The NHK Takamatsu Broadcasting Station (NHK高松放送局, NHK Takamatsu Hōsō Kyoku) is a unit of the NHK that oversees terrestrial broadcasting in Kagawa Prefecture.

==History==
Although Takamatsu had an office since 1934, it wasn't until May 17, 1944, that NHK started broadcasting locally. The formal inauguration wasn't held until September 7, 1945 (call sign JOHP). Radio 2 followed on June 29, 1958 (call sign JOHD).
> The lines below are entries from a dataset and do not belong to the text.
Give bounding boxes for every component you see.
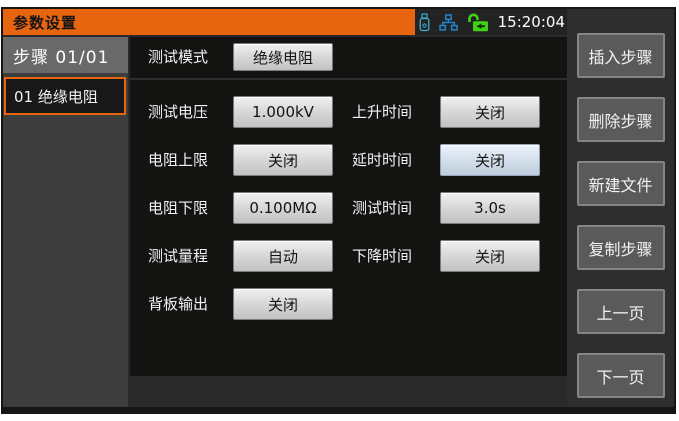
prev-page-button[interactable]: 上一页 bbox=[576, 289, 665, 334]
parameter-panel: 测试模式 绝缘电阻 测试电压 1.000kV 上升时间 关闭 电阻上限 关闭 延… bbox=[130, 37, 567, 376]
unlock-icon bbox=[467, 13, 489, 32]
fall-time-button[interactable]: 关闭 bbox=[440, 240, 540, 272]
test-time-button[interactable]: 3.0s bbox=[440, 192, 540, 224]
next-page-button[interactable]: 下一页 bbox=[576, 353, 665, 398]
status-bar: 15:20:04 bbox=[415, 9, 570, 35]
insert-step-button[interactable]: 插入步骤 bbox=[576, 33, 665, 78]
page-title: 参数设置 bbox=[13, 13, 78, 32]
title-bar: 参数设置 bbox=[3, 9, 415, 35]
test-voltage-button[interactable]: 1.000kV bbox=[233, 96, 333, 128]
param-label-resistance-lower: 电阻下限 bbox=[148, 199, 209, 217]
param-label-rear-output: 背板输出 bbox=[148, 295, 209, 313]
param-label-rise-time: 上升时间 bbox=[352, 103, 413, 121]
section-divider bbox=[130, 78, 567, 80]
param-label-test-mode: 测试模式 bbox=[148, 48, 209, 66]
test-range-button[interactable]: 自动 bbox=[233, 240, 333, 272]
resistance-upper-button[interactable]: 关闭 bbox=[233, 144, 333, 176]
rise-time-button[interactable]: 关闭 bbox=[440, 96, 540, 128]
rear-output-button[interactable]: 关闭 bbox=[233, 288, 333, 320]
param-label-delay-time: 延时时间 bbox=[352, 151, 413, 169]
step-list-item-selected[interactable]: 01 绝缘电阻 bbox=[4, 77, 126, 115]
param-label-fall-time: 下降时间 bbox=[352, 247, 413, 265]
delay-time-button[interactable]: 关闭 bbox=[440, 144, 540, 176]
param-label-test-voltage: 测试电压 bbox=[148, 103, 209, 121]
delete-step-button[interactable]: 删除步骤 bbox=[576, 97, 665, 142]
network-icon bbox=[438, 13, 458, 31]
copy-step-button[interactable]: 复制步骤 bbox=[576, 225, 665, 270]
new-file-button[interactable]: 新建文件 bbox=[576, 161, 665, 206]
param-label-test-range: 测试量程 bbox=[148, 247, 209, 265]
clock: 15:20:04 bbox=[497, 13, 565, 31]
test-mode-button[interactable]: 绝缘电阻 bbox=[233, 43, 333, 71]
usb-icon bbox=[419, 12, 430, 32]
action-sidebar: 插入步骤 删除步骤 新建文件 复制步骤 上一页 下一页 bbox=[567, 9, 674, 407]
step-counter: 步骤 01/01 bbox=[3, 37, 128, 73]
param-label-resistance-upper: 电阻上限 bbox=[148, 151, 209, 169]
resistance-lower-button[interactable]: 0.100MΩ bbox=[233, 192, 333, 224]
step-sidebar: 步骤 01/01 01 绝缘电阻 bbox=[3, 37, 128, 407]
screen: 参数设置 bbox=[3, 9, 674, 407]
param-label-test-time: 测试时间 bbox=[352, 199, 413, 217]
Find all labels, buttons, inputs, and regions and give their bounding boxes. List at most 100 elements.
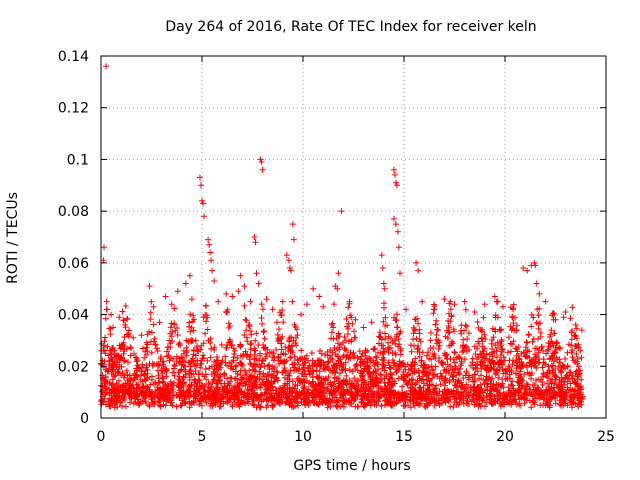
data-point [114, 397, 121, 404]
data-point [474, 319, 481, 325]
data-point [181, 391, 188, 398]
data-point [433, 340, 440, 347]
data-point [271, 364, 278, 371]
data-point [230, 394, 237, 401]
data-point [135, 364, 142, 371]
data-point [474, 368, 481, 375]
data-point [499, 376, 506, 383]
data-point [301, 368, 308, 375]
data-point [509, 314, 516, 321]
data-point [130, 390, 137, 397]
data-point [359, 373, 366, 379]
data-point [169, 386, 176, 393]
data-point [203, 318, 209, 325]
data-point [207, 335, 214, 342]
data-point [279, 298, 286, 305]
data-point [384, 388, 391, 395]
data-point [371, 401, 378, 408]
data-point [511, 396, 518, 403]
data-point [377, 349, 384, 356]
data-point [259, 306, 266, 313]
data-point [486, 390, 493, 397]
data-point [224, 399, 231, 406]
data-point [458, 322, 465, 329]
data-point [549, 363, 556, 369]
data-point [468, 398, 475, 405]
data-point [252, 239, 259, 246]
data-point [394, 331, 400, 338]
data-point [378, 376, 385, 383]
data-point [160, 401, 167, 408]
data-point [227, 338, 234, 345]
data-point [312, 381, 319, 388]
data-point [120, 383, 127, 390]
data-point [303, 398, 309, 405]
data-point [449, 338, 455, 345]
data-point [204, 326, 211, 333]
data-point [165, 352, 172, 359]
data-point [535, 359, 542, 366]
data-point [274, 392, 281, 398]
data-point [260, 370, 267, 377]
data-point [376, 333, 383, 340]
data-point [497, 389, 503, 396]
data-point [252, 337, 259, 344]
data-point [411, 395, 418, 401]
data-point [284, 380, 291, 387]
data-point [402, 393, 409, 400]
data-point [292, 395, 299, 402]
data-point [417, 396, 424, 403]
data-point [303, 352, 310, 359]
data-point [555, 363, 562, 370]
data-point [217, 398, 224, 405]
data-point [272, 386, 279, 393]
data-point [400, 369, 407, 375]
data-point [273, 368, 280, 375]
data-point [139, 385, 146, 392]
data-point [269, 306, 276, 313]
data-point [477, 381, 484, 388]
data-point [497, 396, 503, 403]
data-point [222, 359, 229, 366]
data-point [349, 368, 356, 375]
data-point [367, 399, 374, 406]
data-point [237, 342, 244, 349]
data-point [455, 401, 462, 408]
data-point [335, 270, 342, 277]
data-point [499, 346, 505, 353]
data-point [481, 403, 488, 410]
data-point [269, 402, 276, 409]
data-point [441, 377, 448, 384]
data-point [313, 367, 320, 374]
data-point [380, 318, 387, 325]
data-point [179, 354, 186, 361]
data-point [523, 380, 530, 387]
data-point [113, 387, 120, 394]
data-point [524, 267, 531, 274]
data-point [108, 347, 114, 354]
data-point [247, 298, 254, 305]
data-point [278, 394, 285, 401]
data-point [264, 380, 271, 387]
data-point [196, 379, 203, 386]
data-point [180, 380, 187, 386]
data-point [208, 345, 215, 352]
data-point [157, 354, 164, 360]
data-point [335, 375, 342, 382]
data-point [448, 388, 455, 395]
data-point [480, 314, 487, 321]
data-point [201, 213, 207, 220]
data-point [210, 399, 217, 406]
data-point [420, 376, 426, 383]
data-point [171, 362, 178, 368]
data-point [544, 370, 551, 377]
data-point [532, 392, 539, 398]
data-point [101, 338, 108, 345]
data-point [390, 166, 397, 173]
data-point [102, 373, 109, 380]
data-point [310, 285, 317, 292]
data-point [570, 357, 577, 364]
data-point [486, 356, 493, 363]
data-point [283, 395, 290, 402]
data-point [395, 244, 402, 251]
Due to the geographic characteristics of Kagawa Prefecture, viewers could easily receive television signals from Mount Kinko in Okayama. Both NHK General TV and NHK Educational TV started broadcasting locally on March 22, 1969 (JOHP-TV and JOHD-TV) on the UHF band. Until that date, Kagawa depended on the Okayama station.

On May 22, 2023, local programs were added to the NHK+ platform.

The station has a helicopter base, a feature the head station for Shikoku lacks.

==Radio==
JOHP broadcasts on 1368 kHz with output of 5 kW from a transmitter located at Matsunawa. It has a directional relay on 1584 kHz with an output of 100 watts from Kanonji. JOHD broadcasts on 1035 kHz with an output of 1 kW. JOHP-FM broadcasts on 86.0 FM with an output of 1 kW from a transmitter located in Goshikidai.

==Controversies==
In March 2019, the station received corrective measures from the Takamatsu Inspection Office of Working Norms for not adequately paying the license fees to staff.